Hollywood, 1984
I meet China at Girls’ Club. She makes fun of my sweater, and instantly I like her. It’s itchy acrylic, knit by my grandmother, the card boasting that it’s a copy of one Princess Diana owns. I never wear it again. China is in head-to-toe Esprit — it all matches, small and large patterns, pastel colors like sherbet. She has braces and a headgear that she has to wear most of the time. There are cracked sores in the corners of her mouth.
We are picked up each day from school in a van and taken here until our parents get off of work. We go to different schools. We bring tapes and work out dance routines to “Like a Virgin,” in which we imitate the video, rolling on the floor as if in a gondola, and to “Somebody” by Depeche Mode. Because this song is a ballad, we do improvised ballet, which makes us fall down laughing.
I go to Immaculate Heart Middle School because it is the only school near Noah’s house (besides the public junior high, where there have been two fatal shootings in the last year). It is a girl’s school and I enjoy wearing my uniform, knowing already that it’s perverse in a good way. I roll up my skirt to make it shorter and leave my shirttails out. I wear white socks with saddle shoes. China gives me one of her bras at Girls’ Club because I can’t bear to ask Noah to buy me one. I am in seventh grade.
I tell China about Noah being gay before I ask her to come over. I ask her not to tell anyone. She doesn’t seem to care. I saw them holding hands, she says about Noah and Lee. I don’t talk about my mother, and it is rare that anyone asks. I make friends with some skater boys who live on my street. They are all cute: Franco, Lance, Duncan. China and her mother move into my neighborhood. We get suspended from Girls’ Club for carving the boys’ names into the gym floor with safety pins. We have been doing it for weeks before they catch on. China’s mother, Peg, is furious. China has to wash the walls in their new apartment. Noah’s punishment is that I have to find my own way home, which means a two-mile walk. I discover that Franco’s bus stop is on my way home. Most days I wait for him there. We go to Alex Donut and order chocolate buttermilks before we start our climb into the hills.

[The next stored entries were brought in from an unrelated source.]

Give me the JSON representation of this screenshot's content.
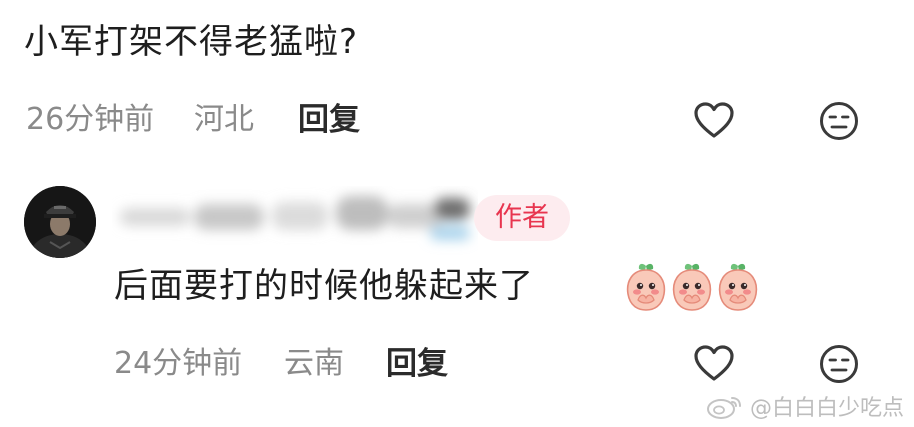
{
  "comment1": {
    "text": "小军打架不得老猛啦?",
    "time": "26分钟前",
    "location": "河北",
    "reply_label": "回复"
  },
  "comment2": {
    "author_badge": "作者",
    "text": "后面要打的时候他躲起来了",
    "emojis": [
      "shy-peach-emoji",
      "shy-peach-emoji",
      "shy-peach-emoji"
    ],
    "time": "24分钟前",
    "location": "云南",
    "reply_label": "回复"
  },
  "watermark": {
    "text": "@白白白少吃点",
    "icon": "weibo-logo"
  },
  "colors": {
    "author_badge_bg": "#fdecef",
    "author_badge_text": "#e8354f",
    "meta_text": "#8a8a8a",
    "icon_stroke": "#3a3a3a"
  }
}
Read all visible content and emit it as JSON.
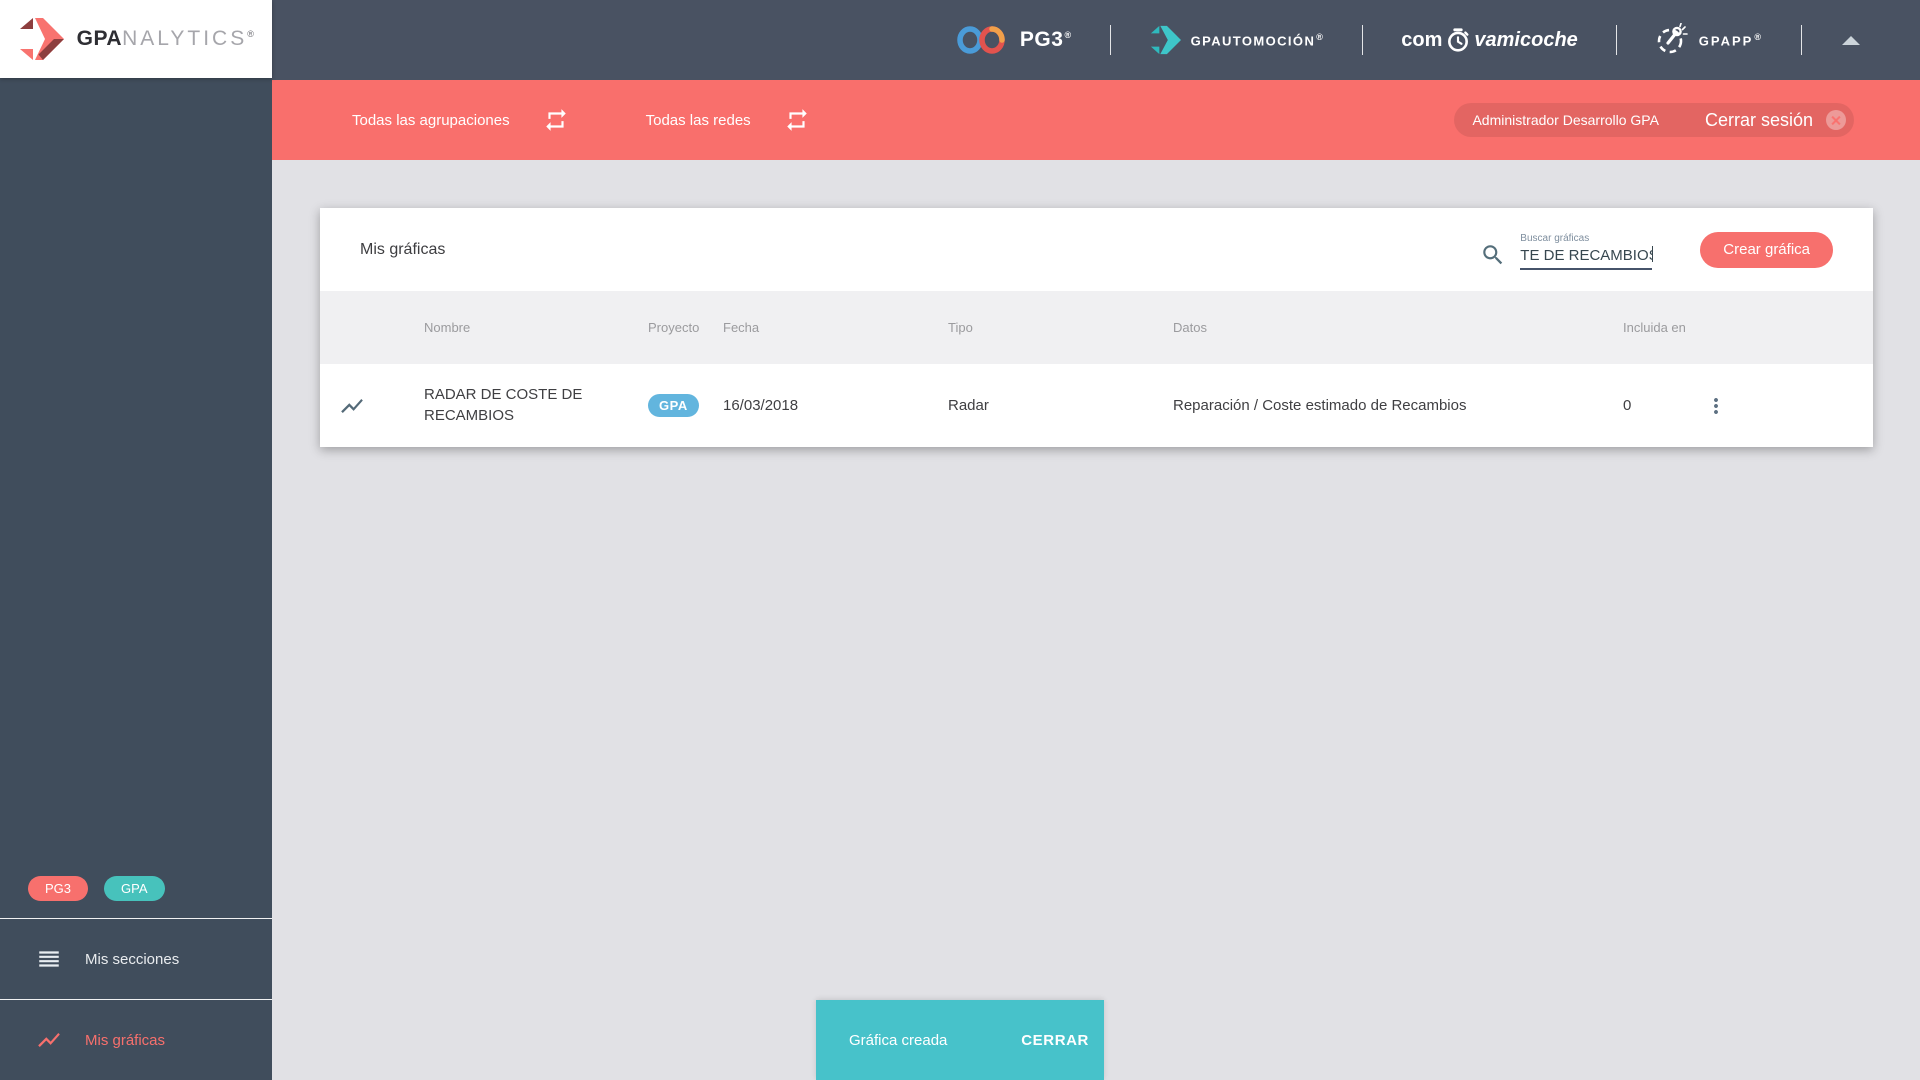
{
  "brand": {
    "bold": "GPA",
    "light": "NALYTICS",
    "reg": "®"
  },
  "header": {
    "pg3_label": "PG3",
    "pg3_reg": "®",
    "gpautomocion_label": "GPAUTOMOCIÓN",
    "gpautomocion_reg": "®",
    "comova_pre": "com",
    "comova_post": "vamicoche",
    "gpapp_label": "GPAPP",
    "gpapp_reg": "®"
  },
  "filter_bar": {
    "groupings_label": "Todas las agrupaciones",
    "networks_label": "Todas las redes",
    "user_label": "Administrador Desarrollo GPA",
    "logout_label": "Cerrar sesión"
  },
  "sidebar": {
    "badges": [
      {
        "label": "PG3"
      },
      {
        "label": "GPA"
      }
    ],
    "items": [
      {
        "label": "Mis secciones"
      },
      {
        "label": "Mis gráficas"
      }
    ]
  },
  "card": {
    "title": "Mis gráficas",
    "search": {
      "label": "Buscar gráficas",
      "value": "TE DE RECAMBIOS"
    },
    "create_button": "Crear gráfica"
  },
  "table": {
    "columns": [
      "Nombre",
      "Proyecto",
      "Fecha",
      "Tipo",
      "Datos",
      "Incluida en"
    ],
    "rows": [
      {
        "name": "RADAR DE COSTE DE RECAMBIOS",
        "project_badge": "GPA",
        "date": "16/03/2018",
        "type": "Radar",
        "data": "Reparación / Coste estimado de Recambios",
        "included_in": "0"
      }
    ]
  },
  "snackbar": {
    "message": "Gráfica creada",
    "action": "CERRAR"
  },
  "colors": {
    "accent_red": "#f7706d",
    "bar_red": "#f96f6c",
    "teal": "#47c2bc",
    "snackbar_teal": "#47c2ca",
    "badge_blue": "#62b5de",
    "dark_header": "#495262",
    "sidebar_dark": "#404d5c"
  }
}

I hang out at his house on my way home. His older sister Nadine goes to my school. Sometimes she is home when we get there. She is a ballerina. The dark of her eyes is emphasized by heavy black eyeliner. I want to be like her. She smokes and gives us cigarettes every now and then. In the bathroom I smell her tea rose perfume and Noxzema while I pee. When Franco and I are alone, I let him kiss me. He has the same dark skin as his sister, the same brown eyes. This is clearly about practice, I think but do not say. We don’t tell China or the other boys. I take off his red Bones Brigade T-shirt one day when we are on his couch, and he unbuttons my blue oxford and takes off my borrowed bra. His skin is soft and warm, like a baby’s. We eat pink guavas from a tree in their backyard, and I head home, farther up the hill. I pass a house where a man in his fifties lives alone. He has airbrushed the entire front of his Spanish-style stucco home in rainbow pastels. There are three huge dogs in his yard, opera is blasting. The garage door is open and it is a complete dingy cluttered mess of a life inside. It is getting dark.
Santa Cruz, 1978
There is always music, a constant accompaniment to memory. The year I was born, my father took me to see the Rolling Stones; he had been their obsessed fan since he was in high school. The Rise and Fall of Ziggy Stardust and the Spiders From Marshad come out the year before, and Bowie remained my father’s idol well into my twenties, when my father laid off the rock ’n’ roll and turned his obsessive nature toward bird watching. She’s going to look just like Nico, his friends would say in front of me, before my hair turned dark. You could be a model if you just lost some weight, Noah would say. I would stare at the cover of Chelsea Girls. Was this me? I didn’t think so. I have a photo of Noah applying eyeliner in front of a tinsel trimmed mirror by candlelight, his long dark wavy hair brushing his shoulders. This was in Arcata, just before they had me. How did my mother not know he was gay? Maybe she didn’t care; their lifestyle was free and easy, fluid like their sexuality. Or maybe my mother was so relieved to have escaped from her abusive alcoholic home that an anything-goes attitude was the only way she could approach the world. She claims to have never loved anyone as much as my father, but the story she tells is that she left him, wanting to be an independent woman with her new child. She had been his first love and after that he turned to men. She had encouraged his early exploration, inviting a fellow art student of his over for dinner one night, where she prepared a vegetarian meal complete with homemade bread. But the baby and doting wife were too much for the guest to handle, and he left early.